Part of me wonders if this is just the mantra of the successful, the only ones allowed to write these books, because it happened to work for them, or if there is a kernel of truth in it. Given Pereira’s seven or eight year journey to this book, I feel like there might actually be a kernel of truth; you can see the evidence of her hard work in the blog posts and her word nerd community.
So how do we come up with all these worthless great ideas? Pereira is the queen of acronyms; her idea generation acronym is IDEA. Inspiration, Development, Evaluation, Action. Inspiration is really all I’ve ever thought of as part of the creative process – how can I inspire great ideas within myself? Being a scientist, I typically go on crazy research dives to get my inspiration fix (hence all the science poems…). Pereira gives several tips in her book for idea generation on demand, but again insists that idea generation is a muscle to be developed; it is something that is earned by consistent attention and practice.
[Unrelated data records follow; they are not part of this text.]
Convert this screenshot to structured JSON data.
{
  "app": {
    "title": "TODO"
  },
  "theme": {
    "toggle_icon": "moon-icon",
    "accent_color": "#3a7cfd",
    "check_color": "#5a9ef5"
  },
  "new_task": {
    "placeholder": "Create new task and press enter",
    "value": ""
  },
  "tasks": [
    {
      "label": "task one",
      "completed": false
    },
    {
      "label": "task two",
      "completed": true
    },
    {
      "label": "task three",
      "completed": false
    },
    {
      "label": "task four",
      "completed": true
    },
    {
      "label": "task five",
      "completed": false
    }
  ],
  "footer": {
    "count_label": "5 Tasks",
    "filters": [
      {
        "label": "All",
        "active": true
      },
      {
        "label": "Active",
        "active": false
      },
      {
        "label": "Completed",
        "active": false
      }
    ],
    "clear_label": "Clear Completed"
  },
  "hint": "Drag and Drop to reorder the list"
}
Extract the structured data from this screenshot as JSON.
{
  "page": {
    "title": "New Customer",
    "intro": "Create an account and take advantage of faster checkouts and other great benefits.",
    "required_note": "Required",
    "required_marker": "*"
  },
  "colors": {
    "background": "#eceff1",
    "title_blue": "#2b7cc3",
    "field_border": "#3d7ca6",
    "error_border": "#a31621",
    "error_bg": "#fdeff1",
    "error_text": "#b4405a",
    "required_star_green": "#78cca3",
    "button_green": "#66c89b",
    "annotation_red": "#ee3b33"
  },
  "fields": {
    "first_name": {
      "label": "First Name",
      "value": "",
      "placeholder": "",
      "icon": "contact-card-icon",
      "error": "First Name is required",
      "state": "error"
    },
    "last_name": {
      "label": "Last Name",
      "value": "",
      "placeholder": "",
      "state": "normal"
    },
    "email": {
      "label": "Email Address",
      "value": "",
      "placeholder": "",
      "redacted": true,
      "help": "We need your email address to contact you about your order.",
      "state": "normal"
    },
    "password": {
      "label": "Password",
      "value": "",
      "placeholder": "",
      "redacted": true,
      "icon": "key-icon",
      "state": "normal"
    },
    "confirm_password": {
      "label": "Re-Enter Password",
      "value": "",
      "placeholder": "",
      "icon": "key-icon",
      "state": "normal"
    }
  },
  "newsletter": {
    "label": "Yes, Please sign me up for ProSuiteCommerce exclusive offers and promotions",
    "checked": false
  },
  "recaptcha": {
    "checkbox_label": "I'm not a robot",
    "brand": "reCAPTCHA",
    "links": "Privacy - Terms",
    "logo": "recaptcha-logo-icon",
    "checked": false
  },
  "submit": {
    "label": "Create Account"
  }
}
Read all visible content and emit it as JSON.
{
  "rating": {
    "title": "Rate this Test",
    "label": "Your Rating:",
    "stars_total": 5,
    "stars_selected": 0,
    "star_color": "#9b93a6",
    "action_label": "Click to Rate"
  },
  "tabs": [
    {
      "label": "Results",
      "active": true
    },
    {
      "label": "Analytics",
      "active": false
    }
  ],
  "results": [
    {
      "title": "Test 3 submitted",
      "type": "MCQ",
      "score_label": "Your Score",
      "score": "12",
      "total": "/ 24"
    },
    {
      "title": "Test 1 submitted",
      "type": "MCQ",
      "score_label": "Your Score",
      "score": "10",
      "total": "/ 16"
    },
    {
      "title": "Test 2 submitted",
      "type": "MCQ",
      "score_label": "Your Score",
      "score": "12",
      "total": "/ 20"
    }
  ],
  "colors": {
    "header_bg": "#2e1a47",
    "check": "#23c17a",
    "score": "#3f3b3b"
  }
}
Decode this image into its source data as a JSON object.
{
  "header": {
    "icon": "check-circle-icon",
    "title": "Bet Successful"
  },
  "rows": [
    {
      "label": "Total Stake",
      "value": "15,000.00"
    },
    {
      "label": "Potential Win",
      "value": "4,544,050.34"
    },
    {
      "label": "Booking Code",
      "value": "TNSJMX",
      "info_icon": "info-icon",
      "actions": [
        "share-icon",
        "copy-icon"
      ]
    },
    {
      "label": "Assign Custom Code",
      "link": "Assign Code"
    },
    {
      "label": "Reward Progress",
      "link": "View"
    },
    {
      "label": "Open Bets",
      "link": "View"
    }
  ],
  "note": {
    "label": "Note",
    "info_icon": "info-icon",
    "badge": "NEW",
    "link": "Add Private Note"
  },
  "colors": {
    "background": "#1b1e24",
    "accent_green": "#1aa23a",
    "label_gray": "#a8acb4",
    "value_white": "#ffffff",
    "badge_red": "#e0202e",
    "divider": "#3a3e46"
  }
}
I want to finish up this post talking about Evaluation – the step before Action (where you actually sit down and DO the writing). In our new perspective, ideas are cheap – but the time to flesh them out fully is expensive (I’m talking novels, not poems). So how do you decide if an idea is worth pursuing so that you don’t split your attention between 13 different ideas and never fully bring one to completion?
Pereira suggests that you begin by writing a short story – a standalone piece from your major work. You can get to know your characters, their motivations, their world all from the comfort of a five pages instead of 250. Give this short story to a few readers – you can even send it off to journals for publication and develop a ‘fan base’ for the story – and apply the feedback you receive to your project.
And, just as important, is to consider if the idea is marketable. Look at other recent works in your genre; you don’t need to try to imitate the market, but looking at what’s fresh will help you get a sense for how your work jives with current readers. All in all, Pereira says that “This is your goal: having someone read your book. Don’t lose sight of that”.